Fixed Point of a System Say I have a simple system of the form
$x' = \dfrac{x+1}{y}$
$y' = \dfrac{y+1}{x}$
We know there is at least one stable node fixed point at $(x^{*},y^{*})=(-1,-1)$.  
My question is, is origin also a fixed point (as well as $(x^{*},y^{*})=(-1,0),(0,-1)$)?  
My intuition (which is terrible) is telling me it is not a fixed point since $x'=\dfrac{1}{0}$ and $y'=\dfrac{1}{0}$ for $(x^{*},y^{*})=(0,0)$.  However, whenever I look at a phase portrait I want to say its a fixed point, particularly a saddle point.
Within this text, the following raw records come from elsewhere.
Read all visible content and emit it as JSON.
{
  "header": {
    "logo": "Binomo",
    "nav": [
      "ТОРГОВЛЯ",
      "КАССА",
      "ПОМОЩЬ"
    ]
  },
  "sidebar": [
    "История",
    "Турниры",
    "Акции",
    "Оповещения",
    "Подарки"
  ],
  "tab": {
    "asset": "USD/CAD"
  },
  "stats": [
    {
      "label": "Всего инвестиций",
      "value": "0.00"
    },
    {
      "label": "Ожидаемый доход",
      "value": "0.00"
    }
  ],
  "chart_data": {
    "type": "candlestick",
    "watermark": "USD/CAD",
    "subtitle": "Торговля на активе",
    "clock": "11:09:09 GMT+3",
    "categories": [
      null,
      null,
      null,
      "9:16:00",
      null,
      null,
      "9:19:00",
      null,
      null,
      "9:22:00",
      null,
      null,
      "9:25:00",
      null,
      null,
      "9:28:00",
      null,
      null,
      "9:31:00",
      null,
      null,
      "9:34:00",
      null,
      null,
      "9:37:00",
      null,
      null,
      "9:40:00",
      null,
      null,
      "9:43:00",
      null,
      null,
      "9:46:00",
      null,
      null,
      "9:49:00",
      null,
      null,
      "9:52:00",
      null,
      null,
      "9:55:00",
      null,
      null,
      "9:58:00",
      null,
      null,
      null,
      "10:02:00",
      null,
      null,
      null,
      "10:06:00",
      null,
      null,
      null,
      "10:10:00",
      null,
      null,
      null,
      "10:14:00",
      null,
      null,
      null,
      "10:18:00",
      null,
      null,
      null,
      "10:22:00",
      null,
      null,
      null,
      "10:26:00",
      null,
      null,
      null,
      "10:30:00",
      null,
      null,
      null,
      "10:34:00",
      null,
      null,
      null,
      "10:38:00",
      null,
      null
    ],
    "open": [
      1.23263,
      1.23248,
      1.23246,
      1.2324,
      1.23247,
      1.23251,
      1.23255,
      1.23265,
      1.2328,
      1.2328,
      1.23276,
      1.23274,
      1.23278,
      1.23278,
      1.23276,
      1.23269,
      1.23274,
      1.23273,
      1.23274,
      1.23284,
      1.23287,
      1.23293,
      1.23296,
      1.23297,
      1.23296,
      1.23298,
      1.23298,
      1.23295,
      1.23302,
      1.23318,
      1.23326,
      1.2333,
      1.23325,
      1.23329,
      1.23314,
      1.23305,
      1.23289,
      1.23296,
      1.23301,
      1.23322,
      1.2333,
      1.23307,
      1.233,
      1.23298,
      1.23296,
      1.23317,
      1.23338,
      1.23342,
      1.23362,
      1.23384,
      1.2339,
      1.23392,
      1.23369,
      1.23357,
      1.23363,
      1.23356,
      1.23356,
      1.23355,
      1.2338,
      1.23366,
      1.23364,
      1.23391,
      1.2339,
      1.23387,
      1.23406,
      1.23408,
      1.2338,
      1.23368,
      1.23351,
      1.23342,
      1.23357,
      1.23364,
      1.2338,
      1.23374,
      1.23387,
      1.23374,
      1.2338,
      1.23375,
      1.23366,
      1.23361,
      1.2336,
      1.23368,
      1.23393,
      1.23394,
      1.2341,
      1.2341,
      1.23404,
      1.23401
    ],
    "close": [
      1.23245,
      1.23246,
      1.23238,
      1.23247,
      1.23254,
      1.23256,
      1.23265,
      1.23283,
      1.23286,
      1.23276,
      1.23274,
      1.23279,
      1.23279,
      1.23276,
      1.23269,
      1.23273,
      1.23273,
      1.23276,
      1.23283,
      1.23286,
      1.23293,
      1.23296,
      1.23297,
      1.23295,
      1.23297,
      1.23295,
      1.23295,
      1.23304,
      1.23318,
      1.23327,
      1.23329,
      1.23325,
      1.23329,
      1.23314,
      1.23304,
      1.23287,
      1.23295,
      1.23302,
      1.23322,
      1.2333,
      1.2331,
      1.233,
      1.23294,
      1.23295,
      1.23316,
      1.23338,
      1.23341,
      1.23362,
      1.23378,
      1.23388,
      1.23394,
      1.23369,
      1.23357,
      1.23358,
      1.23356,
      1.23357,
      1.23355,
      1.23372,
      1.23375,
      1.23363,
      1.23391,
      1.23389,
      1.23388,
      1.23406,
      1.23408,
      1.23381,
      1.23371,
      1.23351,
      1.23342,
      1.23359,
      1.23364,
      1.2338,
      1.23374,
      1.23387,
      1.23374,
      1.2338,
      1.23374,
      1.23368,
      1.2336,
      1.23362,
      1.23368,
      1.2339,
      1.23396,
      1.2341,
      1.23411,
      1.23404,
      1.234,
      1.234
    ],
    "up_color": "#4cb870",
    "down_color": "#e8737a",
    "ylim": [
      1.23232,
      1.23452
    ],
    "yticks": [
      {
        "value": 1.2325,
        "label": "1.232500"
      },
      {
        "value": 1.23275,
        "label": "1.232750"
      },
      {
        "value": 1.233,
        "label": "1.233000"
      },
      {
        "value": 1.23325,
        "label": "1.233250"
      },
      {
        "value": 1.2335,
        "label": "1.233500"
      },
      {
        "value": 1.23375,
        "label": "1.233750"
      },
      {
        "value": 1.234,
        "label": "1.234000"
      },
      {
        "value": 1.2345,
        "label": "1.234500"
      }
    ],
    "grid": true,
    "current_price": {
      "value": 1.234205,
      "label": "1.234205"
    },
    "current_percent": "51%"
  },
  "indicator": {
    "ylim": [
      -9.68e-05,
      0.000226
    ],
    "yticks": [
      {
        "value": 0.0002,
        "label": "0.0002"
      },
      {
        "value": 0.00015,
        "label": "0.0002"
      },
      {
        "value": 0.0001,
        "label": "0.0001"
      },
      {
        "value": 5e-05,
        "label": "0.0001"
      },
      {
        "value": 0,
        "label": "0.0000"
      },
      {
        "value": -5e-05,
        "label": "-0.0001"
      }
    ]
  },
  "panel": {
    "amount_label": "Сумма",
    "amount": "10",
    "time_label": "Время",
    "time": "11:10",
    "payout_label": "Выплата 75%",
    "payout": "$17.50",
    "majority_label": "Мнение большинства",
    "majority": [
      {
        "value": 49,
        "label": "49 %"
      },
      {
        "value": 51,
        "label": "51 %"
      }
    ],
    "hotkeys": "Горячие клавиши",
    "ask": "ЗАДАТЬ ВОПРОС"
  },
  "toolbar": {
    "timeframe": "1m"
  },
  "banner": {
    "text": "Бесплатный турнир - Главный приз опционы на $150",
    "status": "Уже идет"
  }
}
For reference, I'm using Strogatz book.
 A: Unfortunately, I do not own any books written by Strogatz. Therefore, I am not familiar with the definitional framework that he uses in his books. I will try to answer the question using a common definitional framework that is used by many authors in the subject (some general references could be "Solving Differential Equations on Manifolds" by Ernst Hairer and "Nonlinear Control Systems" by Horacio J. Marquez). 

Suppose you are given a system of (autonomous) differential equations $Dy=f(y)$, where $f:U\longrightarrow\mathbb{R}^n$, $U$ is an open set such that $U\subseteq \mathbb{R}^n$ (with appropriate smoothness conditions on $f$). An equilibrium point is (sometimes) defined as a function $y$, such that there exists $c \in U$, such that $y(t)=c$ for all $t\in \mathbb{R}$ and $f(c)=0$. 
For your problem, clearly, $n = 2$ and $f(x, y) = (\frac{x+1}{y}, \frac{y+1}{x})^T$ for all $(x, y) \in U$. Therefore, $V \times {\{0\}} \not\subseteq U$ and ${\{0\}} \times W \not\subseteq U$ for all non-empty $V,W\subseteq\mathbb{R}$. Thus, $(0,c)$ and $(c,0)$ are not equilibrium points for all $c$, because they cannot occur in the phase-space. 
For the proposed equilibrium points $(x,y)=(-1,0)$ and $(x,y)=(0,-1)$ there is also another method of reasoning. For example, if $(x,y)=(-1,0)$, then $y'=-1$, which indicates that the system is not in equilibrium. 

A: For $x\ne 0$ and $y\ne0$, you can re-parametrize the system using $t=xys$, denoting $X(s)=x(t)$, $Y(s)=y(t)$ so that
$$
X'(s)=x'(t)xy=X(s)(1+X(s))\\
Y'(s)=y'(t)xy=Y(s)(1+Y(s))\\
$$
This system has the 4 critical points that you got and also the same solution curves as the phase portrait. Note that the direction of the vectors resp. orientation of solution trajectories is reversed in the quadrants with $xy<0$.

As for your original question, in addition to  the answer of xanonec, note that the domain of an ODE is always an open set in phase space. Thus the coordinate axes to not belong to it entirely, even if you could do some kind of continuation in selected points.